At least half the crew had served on British ships during the late war. They told Ronon that Sheppard had always been a most unusual captain. Apparently regular captains never opted to sleep on deck beneath the stars, and were loathe to show weakness in front of the crew. "That's because I'm a pirate captain," Sheppard had said, when Ronon had mentioned something about it. "We break the rules. It is rather the point." But of course Sheppard had learnt his trade under officers like that. Ronon still didn't know quite how much Sheppard still retained of those years spent under the red ensign. Of the manner of his leaving, of course, he still retained so much.
"I'll send for Beckett," though, was all he said.
"You do that," Sheppard said. "Worse than my mother, you and Teyla together." His eyes flickered over the quarter deck, and the people on the sails. "All of you."
"Course we are."
Sheppard's eyes slid shut, then opened again, and he looked up at the sails at the Atlantis. "She's beautiful," he had said to Ronon on one of the early nights, after drink had loosened his tongue. "She's the most beautiful thing in the world. I was broken when I came to her, but now…" He had taken another swig, burying his words in amber liquid. Ronon had been new to sea life, then, and had not understood. Sometimes, now, he thought he did.

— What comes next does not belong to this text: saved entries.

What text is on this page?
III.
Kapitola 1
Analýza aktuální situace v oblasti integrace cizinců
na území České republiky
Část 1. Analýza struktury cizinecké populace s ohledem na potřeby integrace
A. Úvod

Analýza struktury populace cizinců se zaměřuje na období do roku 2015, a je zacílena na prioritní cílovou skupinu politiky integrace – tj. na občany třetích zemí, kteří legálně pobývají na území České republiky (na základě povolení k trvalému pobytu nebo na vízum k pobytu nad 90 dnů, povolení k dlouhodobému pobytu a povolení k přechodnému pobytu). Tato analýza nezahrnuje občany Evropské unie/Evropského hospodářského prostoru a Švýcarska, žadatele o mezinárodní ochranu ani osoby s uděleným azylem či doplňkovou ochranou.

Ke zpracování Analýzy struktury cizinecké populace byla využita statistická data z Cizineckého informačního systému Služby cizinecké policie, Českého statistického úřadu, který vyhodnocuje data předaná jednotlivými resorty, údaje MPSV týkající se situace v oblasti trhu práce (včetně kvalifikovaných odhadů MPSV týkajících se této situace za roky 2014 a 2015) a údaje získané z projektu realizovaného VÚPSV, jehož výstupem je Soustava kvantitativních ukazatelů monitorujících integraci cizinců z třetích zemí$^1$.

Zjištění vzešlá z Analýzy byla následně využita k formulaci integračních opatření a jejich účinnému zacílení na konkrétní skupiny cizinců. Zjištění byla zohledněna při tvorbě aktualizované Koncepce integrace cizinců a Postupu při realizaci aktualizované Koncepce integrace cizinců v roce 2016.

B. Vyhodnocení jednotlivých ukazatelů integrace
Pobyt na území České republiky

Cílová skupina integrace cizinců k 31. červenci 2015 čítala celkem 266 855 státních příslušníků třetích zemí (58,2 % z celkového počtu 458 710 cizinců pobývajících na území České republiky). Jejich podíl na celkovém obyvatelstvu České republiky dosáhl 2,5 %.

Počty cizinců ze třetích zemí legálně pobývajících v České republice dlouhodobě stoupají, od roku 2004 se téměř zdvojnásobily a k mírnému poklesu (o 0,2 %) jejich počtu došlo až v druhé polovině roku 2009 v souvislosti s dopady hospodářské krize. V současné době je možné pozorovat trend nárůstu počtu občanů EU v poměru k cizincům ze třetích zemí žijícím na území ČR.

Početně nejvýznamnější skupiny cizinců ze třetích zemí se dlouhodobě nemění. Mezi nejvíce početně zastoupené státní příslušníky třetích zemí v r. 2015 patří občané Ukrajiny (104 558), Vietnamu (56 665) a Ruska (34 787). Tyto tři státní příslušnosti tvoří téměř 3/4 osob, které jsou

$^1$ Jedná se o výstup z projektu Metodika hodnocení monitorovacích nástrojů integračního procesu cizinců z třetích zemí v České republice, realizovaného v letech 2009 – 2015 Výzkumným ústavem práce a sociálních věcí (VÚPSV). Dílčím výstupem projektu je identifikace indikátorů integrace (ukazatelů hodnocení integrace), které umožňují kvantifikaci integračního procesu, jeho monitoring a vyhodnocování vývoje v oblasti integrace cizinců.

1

"Help me out of this ridiculous coat and waistcoat." Sheppard preferred shirt sleeves in the summer, and wore a simple black coat when it was cold. Like all of them, he usually went barefoot on deck. Ronon helped him off with the unfamiliar clothes. Blood had seeped through the shirt, he saw. For a moment, Sheppard's expression reminded him painfully of the expression of his small nephew, caught doing wrong.
"Beckett," Ronon chided him. He caught the eye of a watching deck hand, and gave the signal that the surgeon was required, and another to show that although haste would be appreciated, it was not a matter or life and death. He took his place at Sheppard's side, but far enough away, in case his captain wanted to be alone.
"I hope McKay can do this," Sheppard said, his eyes still on the full white sails. "I've waited seven years for this."
Ronon had only waited two, and sometimes it felt like a lifetime, as if he had never been anywhere other than here, and sometimes it felt like a blinking of an eye. "I'll kill him if he can't," he said.
Sheppard chuckled. "Yeah. You do that."